The Lady Knights eventually stumbled into first place in the U16 bracket and third place in the U18. It wasn’t even
a fair fight; the home team players were continually blinded by the sun, which made its annual 3-week appearance during the
tournament, which, in turn, sent the Seattle players running
for cover like slugs from a salt shaker.
Nancy continues
her breakneck ride to Hell in a hand-basket via Catholic healthcare provider Providence Health & Services, where she is
Regional Director of Marketing & Communications. Last year, as an ill advised Secret Santa, she inadvertently gave mistletoe
to one of the nuns, earning her a spot in the Sisters’ prayers for the better part of the holiday season. Nancy, whose age, Joe says, can now only be determined through ice core
sampling (which, when combined with hot flashes gives Joe an understanding of how that “Icy/Hot” medication works),
continues her karate training.
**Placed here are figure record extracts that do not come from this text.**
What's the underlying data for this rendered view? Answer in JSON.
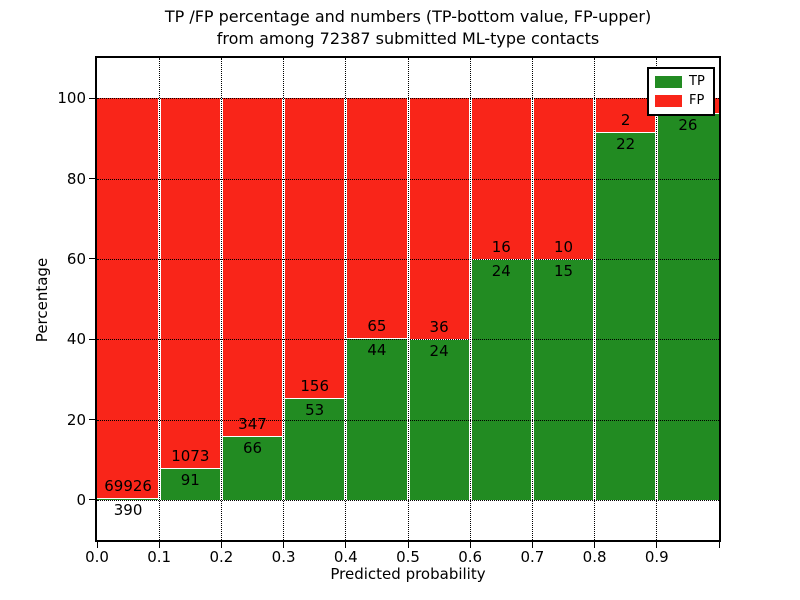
{
  "title": {
    "line1": "TP /FP percentage and numbers (TP-bottom value, FP-upper)",
    "line2": "from among 72387 submitted ML-type contacts"
  },
  "axes": {
    "xlabel": "Predicted probability",
    "ylabel": "Percentage",
    "x_ticks": [
      "0.0",
      "0.1",
      "0.2",
      "0.3",
      "0.4",
      "0.5",
      "0.6",
      "0.7",
      "0.8",
      "0.9"
    ],
    "y_ticks": [
      "0",
      "20",
      "40",
      "60",
      "80",
      "100"
    ]
  },
  "legend": [
    {
      "label": "TP",
      "color": "#228b22",
      "swatch": "green-swatch"
    },
    {
      "label": "FP",
      "color": "#f92519",
      "swatch": "red-swatch"
    }
  ],
  "colors": {
    "tp": "#228b22",
    "fp": "#f92519",
    "grid": "#000000",
    "background": "#ffffff"
  },
  "chart_data": {
    "type": "bar",
    "stacked": true,
    "normalized_to_100": true,
    "title": "TP /FP percentage and numbers (TP-bottom value, FP-upper) from among 72387 submitted ML-type contacts",
    "xlabel": "Predicted probability",
    "ylabel": "Percentage",
    "xlim": [
      0.0,
      1.0
    ],
    "ylim": [
      -10,
      110
    ],
    "grid": true,
    "legend_position": "upper right",
    "total_contacts": 72387,
    "bin_width": 0.1,
    "bins": [
      {
        "range": "0.0-0.1",
        "tp": 390,
        "fp": 69926,
        "tp_label": "390",
        "fp_label": "69926"
      },
      {
        "range": "0.1-0.2",
        "tp": 91,
        "fp": 1073,
        "tp_label": "91",
        "fp_label": "1073"
      },
      {
        "range": "0.2-0.3",
        "tp": 66,
        "fp": 347,
        "tp_label": "66",
        "fp_label": "347"
      },
      {
        "range": "0.3-0.4",
        "tp": 53,
        "fp": 156,
        "tp_label": "53",
        "fp_label": "156"
      },
      {
        "range": "0.4-0.5",
        "tp": 44,
        "fp": 65,
        "tp_label": "44",
        "fp_label": "65"
      },
      {
        "range": "0.5-0.6",
        "tp": 24,
        "fp": 36,
        "tp_label": "24",
        "fp_label": "36"
      },
      {
        "range": "0.6-0.7",
        "tp": 24,
        "fp": 16,
        "tp_label": "24",
        "fp_label": "16"
      },
      {
        "range": "0.7-0.8",
        "tp": 15,
        "fp": 10,
        "tp_label": "15",
        "fp_label": "10"
      },
      {
        "range": "0.8-0.9",
        "tp": 22,
        "fp": 2,
        "tp_label": "22",
        "fp_label": "2"
      },
      {
        "range": "0.9-1.0",
        "tp": 26,
        "fp": 1,
        "tp_label": "26",
        "fp_label": ""
      }
    ]
  }
}
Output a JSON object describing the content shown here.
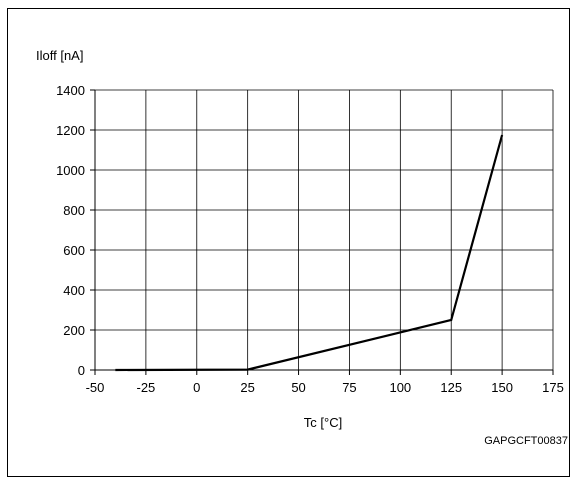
{
  "chart_data": {
    "type": "line",
    "ylabel": "Iloff [nA]",
    "xlabel": "Tc [°C]",
    "figure_code": "GAPGCFT00837",
    "xlim": [
      -50,
      175
    ],
    "ylim": [
      0,
      1400
    ],
    "x_ticks": [
      -50,
      -25,
      0,
      25,
      50,
      75,
      100,
      125,
      150,
      175
    ],
    "y_ticks": [
      0,
      200,
      400,
      600,
      800,
      1000,
      1200,
      1400
    ],
    "grid": true,
    "series": [
      {
        "x": [
          -40,
          25,
          125,
          150
        ],
        "y": [
          0,
          2,
          250,
          1175
        ]
      }
    ]
  }
}
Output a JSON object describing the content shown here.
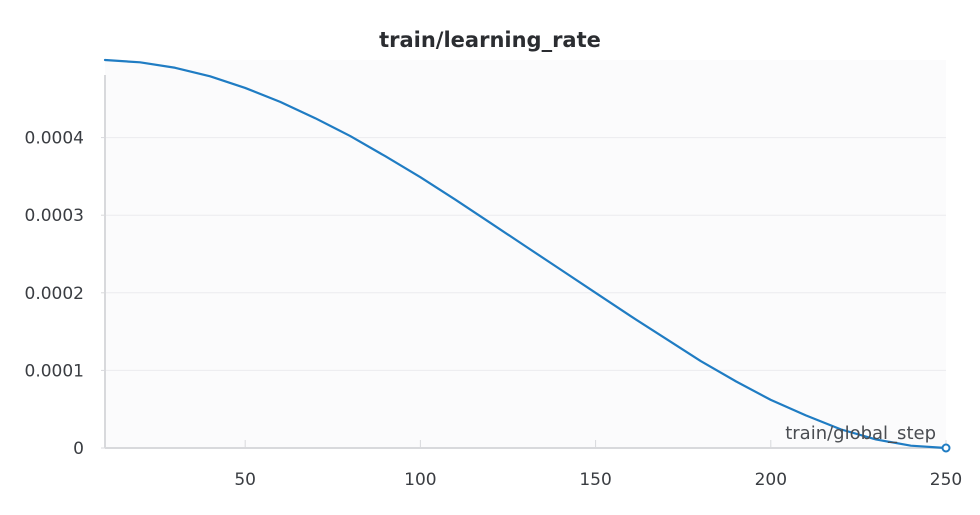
{
  "chart_data": {
    "type": "line",
    "title": "train/learning_rate",
    "xlabel": "train/global_step",
    "ylabel": "",
    "xlim": [
      10,
      250
    ],
    "ylim": [
      0,
      0.0005
    ],
    "x_ticks": [
      50,
      100,
      150,
      200,
      250
    ],
    "x_tick_labels": [
      "50",
      "100",
      "150",
      "200",
      "250"
    ],
    "y_ticks": [
      0,
      0.0001,
      0.0002,
      0.0003,
      0.0004
    ],
    "y_tick_labels": [
      "0",
      "0.0001",
      "0.0002",
      "0.0003",
      "0.0004"
    ],
    "grid": true,
    "series": [
      {
        "color": "#1f7cc3",
        "x": [
          10,
          20,
          30,
          40,
          50,
          60,
          70,
          80,
          90,
          100,
          110,
          120,
          130,
          140,
          150,
          160,
          170,
          180,
          190,
          200,
          210,
          220,
          230,
          240,
          250
        ],
        "y": [
          0.0005,
          0.000497,
          0.00049,
          0.000479,
          0.000464,
          0.000446,
          0.000425,
          0.000402,
          0.000376,
          0.000349,
          0.00032,
          0.00029,
          0.00026,
          0.00023,
          0.0002,
          0.00017,
          0.000141,
          0.000112,
          8.6e-05,
          6.2e-05,
          4.2e-05,
          2.4e-05,
          1.1e-05,
          3e-06,
          0.0
        ]
      }
    ]
  }
}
She recently tested for her yellow belt, at the end of which she muttered that she felt like
the scarecrow in the ‘Wizard of Oz’ after he’d been attacked by the flying monkeys— a ruptured spleen
over here; slipped disc over there; and a prolapsed uterus and incontinent bladder somewhere in the middle of the dojo. Anyone
who thinks jumping rope, handstands and the splits are good exercises for a woman over 50 needs to have a talk with a gynecologist
or a structural engineer.
Nancy is happy
to report that Joe has backed off on the holiday decorations this year. Having achieved a certain notoriety for his overwhelming
lighting displays without electrocuting himself, he felt it best to retire while he still had opposable thumbs. Joe continues
his infatuation with tennis and was a repeat winner this year in the Manhattan Open Tennis Tournament’s “Geezer
Division”. There were more “ringers” in that tournament than in the bell tower at Notre Dame, but “Geriatric
Joe” and his partner, “Nappin’ Nelson” managed to take the doubles title in a denture-clenching three
set match.
As this year came to an end, the Franklins once
again found themselves in the dark, cold and damp; butts adhered to aluminum seats; in a football stadium on the outer limits
of Los Angeles County
and Purgatory. Coach Morrow must have given the “We are Sparta!”
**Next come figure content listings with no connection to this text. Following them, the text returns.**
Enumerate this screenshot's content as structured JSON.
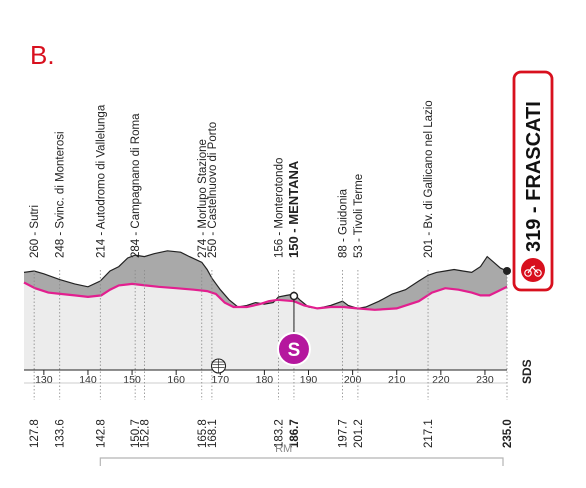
{
  "panel_label": "B.",
  "finish": {
    "altitude": "319",
    "name": "FRASCATI",
    "label": "319 - FRASCATI",
    "color": "#d8101e"
  },
  "colors": {
    "profile_fill": "#a9a9a9",
    "profile_fill_light": "#ececec",
    "route_line": "#e21f8f",
    "sprint_badge": "#b5179e",
    "finish_accent": "#d8101e"
  },
  "sprint_badge_letter": "S",
  "sds_label": "SDS",
  "province_label": "RM",
  "chart_data": {
    "type": "area",
    "title": "",
    "xlabel": "",
    "ylabel": "",
    "xlim": [
      125.5,
      235.0
    ],
    "x_ticks": [
      130,
      140,
      150,
      160,
      170,
      180,
      190,
      200,
      210,
      220,
      230
    ],
    "waypoints": [
      {
        "km": "127.8",
        "alt": "260",
        "name": "Sutri",
        "label": "260 - Sutri",
        "x": 127.8,
        "bold": false
      },
      {
        "km": "133.6",
        "alt": "248",
        "name": "Svinc. di Monterosi",
        "label": "248 - Svinc. di Monterosi",
        "x": 133.6,
        "bold": false
      },
      {
        "km": "142.8",
        "alt": "214",
        "name": "Autodromo di Vallelunga",
        "label": "214 - Autodromo di Vallelunga",
        "x": 142.8,
        "bold": false
      },
      {
        "km": "150.7",
        "alt": "284",
        "name": "Campagnano di Roma",
        "label": "284 - Campagnano di Roma",
        "x": 150.7,
        "bold": false
      },
      {
        "km": "152.8",
        "alt": "",
        "name": "",
        "label": "",
        "x": 152.8,
        "bold": false
      },
      {
        "km": "165.8",
        "alt": "274",
        "name": "Morlupo Stazione",
        "label": "274 - Morlupo Stazione",
        "x": 165.8,
        "bold": false
      },
      {
        "km": "168.1",
        "alt": "250",
        "name": "Castelnuovo di Porto",
        "label": "250 - Castelnuovo di Porto",
        "x": 168.1,
        "bold": false
      },
      {
        "km": "183.2",
        "alt": "156",
        "name": "Monterotondo",
        "label": "156 - Monterotondo",
        "x": 183.2,
        "bold": false
      },
      {
        "km": "186.7",
        "alt": "150",
        "name": "MENTANA",
        "label": "150 - MENTANA",
        "x": 186.7,
        "bold": true
      },
      {
        "km": "197.7",
        "alt": "88",
        "name": "Guidonia",
        "label": "88 - Guidonia",
        "x": 197.7,
        "bold": false
      },
      {
        "km": "201.2",
        "alt": "53",
        "name": "Tivoli Terme",
        "label": "53 - Tivoli Terme",
        "x": 201.2,
        "bold": false
      },
      {
        "km": "217.1",
        "alt": "201",
        "name": "Bv. di Gallicano nel Lazio",
        "label": "201 - Bv. di Gallicano nel Lazio",
        "x": 217.1,
        "bold": false
      },
      {
        "km": "235.0",
        "alt": "319",
        "name": "FRASCATI",
        "label": "",
        "x": 235.0,
        "bold": true
      }
    ],
    "series": [
      {
        "values": [
          [
            125.5,
            260
          ],
          [
            127.8,
            262
          ],
          [
            130,
            258
          ],
          [
            133.6,
            250
          ],
          [
            137,
            244
          ],
          [
            140,
            240
          ],
          [
            142.8,
            248
          ],
          [
            145,
            262
          ],
          [
            147,
            268
          ],
          [
            149,
            280
          ],
          [
            150.7,
            284
          ],
          [
            152.8,
            282
          ],
          [
            155,
            286
          ],
          [
            158,
            290
          ],
          [
            161,
            288
          ],
          [
            163,
            282
          ],
          [
            165.8,
            274
          ],
          [
            167,
            264
          ],
          [
            168.1,
            252
          ],
          [
            170,
            236
          ],
          [
            172,
            222
          ],
          [
            174,
            212
          ],
          [
            176,
            214
          ],
          [
            178,
            218
          ],
          [
            180,
            216
          ],
          [
            182,
            218
          ],
          [
            183.2,
            226
          ],
          [
            185,
            228
          ],
          [
            186.7,
            230
          ],
          [
            188,
            222
          ],
          [
            190,
            212
          ],
          [
            192,
            210
          ],
          [
            195,
            214
          ],
          [
            197.7,
            220
          ],
          [
            199,
            214
          ],
          [
            201.2,
            210
          ],
          [
            203,
            212
          ],
          [
            206,
            220
          ],
          [
            209,
            230
          ],
          [
            212,
            236
          ],
          [
            215,
            248
          ],
          [
            217.1,
            256
          ],
          [
            219,
            260
          ],
          [
            221,
            262
          ],
          [
            223,
            264
          ],
          [
            225,
            262
          ],
          [
            227,
            260
          ],
          [
            229,
            268
          ],
          [
            230.5,
            282
          ],
          [
            232,
            274
          ],
          [
            233.5,
            266
          ],
          [
            235,
            262
          ]
        ]
      }
    ],
    "route_line": [
      [
        125.5,
        246
      ],
      [
        128,
        238
      ],
      [
        131,
        232
      ],
      [
        134,
        230
      ],
      [
        137,
        228
      ],
      [
        140,
        226
      ],
      [
        143,
        228
      ],
      [
        145,
        236
      ],
      [
        147,
        242
      ],
      [
        150,
        244
      ],
      [
        153,
        242
      ],
      [
        156,
        240
      ],
      [
        160,
        238
      ],
      [
        164,
        236
      ],
      [
        167,
        234
      ],
      [
        169,
        230
      ],
      [
        171,
        218
      ],
      [
        173,
        212
      ],
      [
        176,
        212
      ],
      [
        179,
        216
      ],
      [
        181,
        220
      ],
      [
        183,
        222
      ],
      [
        186.7,
        220
      ],
      [
        189,
        214
      ],
      [
        192,
        210
      ],
      [
        195,
        212
      ],
      [
        198,
        212
      ],
      [
        201,
        210
      ],
      [
        205,
        208
      ],
      [
        210,
        210
      ],
      [
        215,
        220
      ],
      [
        218,
        232
      ],
      [
        221,
        238
      ],
      [
        224,
        236
      ],
      [
        227,
        232
      ],
      [
        229,
        228
      ],
      [
        231,
        228
      ],
      [
        233,
        234
      ],
      [
        235,
        240
      ]
    ],
    "sprint_km": 186.7
  }
}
speech of his life because the Mira Costa Mustangs were not coming back with a loss and their loincloths dragging behind them.
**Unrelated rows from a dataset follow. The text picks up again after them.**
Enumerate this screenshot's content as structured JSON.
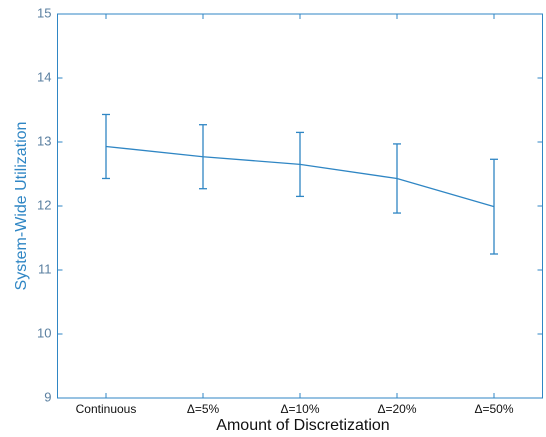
{
  "chart_data": {
    "type": "line",
    "xlabel": "Amount of Discretization",
    "ylabel": "System-Wide Utilization",
    "categories": [
      "Continuous",
      "Δ=5%",
      "Δ=10%",
      "Δ=20%",
      "Δ=50%"
    ],
    "series": [
      {
        "color": "#2f86c4",
        "values": [
          12.93,
          12.77,
          12.65,
          12.43,
          11.99
        ],
        "errors": [
          0.5,
          0.5,
          0.5,
          0.54,
          0.74
        ]
      }
    ],
    "ylim": [
      9,
      15
    ],
    "yticks": [
      9,
      10,
      11,
      12,
      13,
      14,
      15
    ]
  }
}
The Mustangs scored a field goal in the waning minutes of the fourth quarter and their defense held to win the CIF Division
III Championship. Pandemonium ensued as the parents and students stormed the field, creating a giant mosh pit, basking in
the glory of sweaty boys and a driving rain. Jimmy and his team, having suffered through years of year-round practices, 2-a-days,
and the loss of valuable computer game-playing time, will each get rings—and we understand they will have more “bling”
than the grillwork on a rap star’s teeth.
And so, again this year, the Franklins
give thanks for Tivo, their abundance of family, good friends and neighbors, Advil, and the magic of the forward pass. May
you have abundant blessings in 2010.